Zwischenstopp beim Fahren ohne Fahrerlaubnis

Eine sogenannte Dauerstraftat wie das Fahren ohne Fahrerlaubnis wird nicht schon dadurch unterbrochen, dass der Fahrer wegen eines einfachen Geschwindigkeitsverstoßes angehalten wird und seine Fahrt anschließend in der ursprünglichen Form fortsetzen kann. Die Folge: Bei der Fahrt ohne Fahrerlaubnis handelt es sich nur um eine Straftat und nicht um zwei, nämlich die Fahrt vor dem Anhalten durch die Polizei und die Fahrt nach dem Anhalten. Das hat das Amtsgericht (AG) Dortmund entschieden (AG Dortmund, Urteil vom 26.05.2017, Az.: 729 Ds-266 Js 32/17 – 121/17).

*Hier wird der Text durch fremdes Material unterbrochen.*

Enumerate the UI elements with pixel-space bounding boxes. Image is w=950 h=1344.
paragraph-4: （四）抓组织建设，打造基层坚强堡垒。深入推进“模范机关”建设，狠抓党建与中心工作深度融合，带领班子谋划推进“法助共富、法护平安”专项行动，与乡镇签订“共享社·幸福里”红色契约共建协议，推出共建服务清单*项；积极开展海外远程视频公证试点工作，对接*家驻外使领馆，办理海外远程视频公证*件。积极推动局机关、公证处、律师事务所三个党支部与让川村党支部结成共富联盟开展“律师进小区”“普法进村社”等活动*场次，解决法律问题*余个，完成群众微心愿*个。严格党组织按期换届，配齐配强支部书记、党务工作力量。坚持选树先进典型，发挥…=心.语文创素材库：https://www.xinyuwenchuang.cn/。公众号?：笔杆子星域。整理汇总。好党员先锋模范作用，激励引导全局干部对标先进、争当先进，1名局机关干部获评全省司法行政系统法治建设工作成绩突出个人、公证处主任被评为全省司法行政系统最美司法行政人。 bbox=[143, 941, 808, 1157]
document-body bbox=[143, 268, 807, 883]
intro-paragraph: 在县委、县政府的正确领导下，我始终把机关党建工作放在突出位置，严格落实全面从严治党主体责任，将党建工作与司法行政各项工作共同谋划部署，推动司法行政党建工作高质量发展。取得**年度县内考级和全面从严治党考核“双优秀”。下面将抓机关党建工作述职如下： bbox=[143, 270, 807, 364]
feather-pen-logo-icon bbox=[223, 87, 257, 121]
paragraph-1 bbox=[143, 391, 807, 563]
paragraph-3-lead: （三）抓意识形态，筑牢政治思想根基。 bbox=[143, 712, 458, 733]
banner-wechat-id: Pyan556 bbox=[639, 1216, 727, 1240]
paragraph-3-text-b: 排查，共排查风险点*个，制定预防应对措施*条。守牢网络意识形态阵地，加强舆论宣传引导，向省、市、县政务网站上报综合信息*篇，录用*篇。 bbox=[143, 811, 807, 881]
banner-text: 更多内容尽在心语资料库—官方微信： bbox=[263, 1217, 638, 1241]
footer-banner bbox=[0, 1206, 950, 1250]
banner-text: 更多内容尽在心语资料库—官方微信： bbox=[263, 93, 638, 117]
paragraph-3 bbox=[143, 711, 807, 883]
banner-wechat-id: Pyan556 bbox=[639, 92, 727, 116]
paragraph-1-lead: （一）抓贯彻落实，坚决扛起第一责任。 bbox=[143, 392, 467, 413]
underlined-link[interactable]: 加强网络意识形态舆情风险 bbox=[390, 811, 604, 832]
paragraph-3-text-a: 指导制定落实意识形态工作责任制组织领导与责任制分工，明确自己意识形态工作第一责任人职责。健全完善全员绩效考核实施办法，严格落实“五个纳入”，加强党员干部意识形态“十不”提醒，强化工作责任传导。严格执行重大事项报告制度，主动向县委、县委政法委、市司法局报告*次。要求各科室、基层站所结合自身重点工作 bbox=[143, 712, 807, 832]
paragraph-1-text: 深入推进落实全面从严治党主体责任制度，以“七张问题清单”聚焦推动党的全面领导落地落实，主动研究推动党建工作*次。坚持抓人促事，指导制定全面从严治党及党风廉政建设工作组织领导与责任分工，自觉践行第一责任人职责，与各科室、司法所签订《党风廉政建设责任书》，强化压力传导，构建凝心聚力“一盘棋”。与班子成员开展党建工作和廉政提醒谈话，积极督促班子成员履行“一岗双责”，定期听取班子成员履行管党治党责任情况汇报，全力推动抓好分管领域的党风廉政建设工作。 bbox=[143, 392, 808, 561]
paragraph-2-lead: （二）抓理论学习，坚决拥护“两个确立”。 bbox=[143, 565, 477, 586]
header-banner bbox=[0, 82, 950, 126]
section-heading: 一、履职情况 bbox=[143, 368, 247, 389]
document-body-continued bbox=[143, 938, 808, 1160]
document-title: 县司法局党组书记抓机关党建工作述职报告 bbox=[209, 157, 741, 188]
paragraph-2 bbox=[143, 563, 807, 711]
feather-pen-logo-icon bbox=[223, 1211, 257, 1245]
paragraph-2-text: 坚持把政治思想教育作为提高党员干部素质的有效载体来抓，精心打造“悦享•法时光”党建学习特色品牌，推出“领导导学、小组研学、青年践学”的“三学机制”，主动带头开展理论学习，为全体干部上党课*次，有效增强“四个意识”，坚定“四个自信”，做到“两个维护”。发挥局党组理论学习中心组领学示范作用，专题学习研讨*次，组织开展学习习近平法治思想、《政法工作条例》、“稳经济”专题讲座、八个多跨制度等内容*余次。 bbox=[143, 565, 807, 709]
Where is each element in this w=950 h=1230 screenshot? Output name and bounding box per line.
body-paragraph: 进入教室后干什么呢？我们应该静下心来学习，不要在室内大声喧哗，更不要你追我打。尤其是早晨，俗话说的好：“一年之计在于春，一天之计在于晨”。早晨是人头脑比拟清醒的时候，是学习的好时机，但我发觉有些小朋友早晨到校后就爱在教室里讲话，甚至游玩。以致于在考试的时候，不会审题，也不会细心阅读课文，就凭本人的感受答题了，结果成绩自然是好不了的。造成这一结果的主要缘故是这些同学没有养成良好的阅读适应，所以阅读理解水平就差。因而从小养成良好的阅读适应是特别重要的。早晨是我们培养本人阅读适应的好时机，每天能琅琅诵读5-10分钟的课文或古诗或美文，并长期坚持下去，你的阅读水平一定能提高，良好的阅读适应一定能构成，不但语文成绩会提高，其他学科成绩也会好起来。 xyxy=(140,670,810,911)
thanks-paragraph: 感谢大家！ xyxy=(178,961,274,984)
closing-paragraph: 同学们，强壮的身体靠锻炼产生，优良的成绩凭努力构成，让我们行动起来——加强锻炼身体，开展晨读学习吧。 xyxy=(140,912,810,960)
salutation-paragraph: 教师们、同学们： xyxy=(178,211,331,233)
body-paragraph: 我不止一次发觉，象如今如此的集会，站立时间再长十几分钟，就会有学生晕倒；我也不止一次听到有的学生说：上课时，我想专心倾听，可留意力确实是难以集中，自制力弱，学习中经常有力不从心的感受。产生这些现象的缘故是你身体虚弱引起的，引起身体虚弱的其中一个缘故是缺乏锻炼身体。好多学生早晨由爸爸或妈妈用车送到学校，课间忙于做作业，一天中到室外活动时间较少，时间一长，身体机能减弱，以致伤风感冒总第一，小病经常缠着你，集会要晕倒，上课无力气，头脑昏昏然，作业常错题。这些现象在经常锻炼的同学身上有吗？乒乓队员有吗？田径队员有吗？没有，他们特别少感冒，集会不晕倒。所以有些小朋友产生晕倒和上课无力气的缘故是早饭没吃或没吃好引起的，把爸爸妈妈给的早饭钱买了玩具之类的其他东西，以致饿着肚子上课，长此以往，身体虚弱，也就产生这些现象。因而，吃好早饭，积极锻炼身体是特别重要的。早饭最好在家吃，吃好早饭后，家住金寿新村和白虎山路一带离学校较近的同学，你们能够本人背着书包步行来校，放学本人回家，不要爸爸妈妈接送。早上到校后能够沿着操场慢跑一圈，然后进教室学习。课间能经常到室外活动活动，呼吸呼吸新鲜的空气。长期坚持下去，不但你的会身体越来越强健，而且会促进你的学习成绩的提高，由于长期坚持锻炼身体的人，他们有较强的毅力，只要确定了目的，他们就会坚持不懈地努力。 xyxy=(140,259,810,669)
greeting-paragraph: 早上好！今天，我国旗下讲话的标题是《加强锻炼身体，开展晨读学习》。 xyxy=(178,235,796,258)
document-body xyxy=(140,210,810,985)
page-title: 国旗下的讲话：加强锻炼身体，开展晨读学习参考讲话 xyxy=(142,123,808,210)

Der betroffene Fahrer war aufgrund einer vorherigen Fahrerlaubnisentziehung nicht berechtigt, ein Fahrzeug zu führen. Der Mann war jedoch mit einem fahrerlaubnispflichtigen Fahrzeug unterwegs gewesen, um seinen minderjährigen Sohn zu einem Arzttermin zu bringen. Dabei hatte er die zulässige Geschwindigkeit überschritten und wurde gestoppt. Bei der Überprüfung gab er sich als sein Schwager aus und durfte nach der Feststellung der Personalien seine Fahrt ungehindert fortsetzen. Die wahre Identität des Mannes wurde erst im Rahmen des gegen den Schwager eingeleiteten Bußgeldverfahrens bekannt.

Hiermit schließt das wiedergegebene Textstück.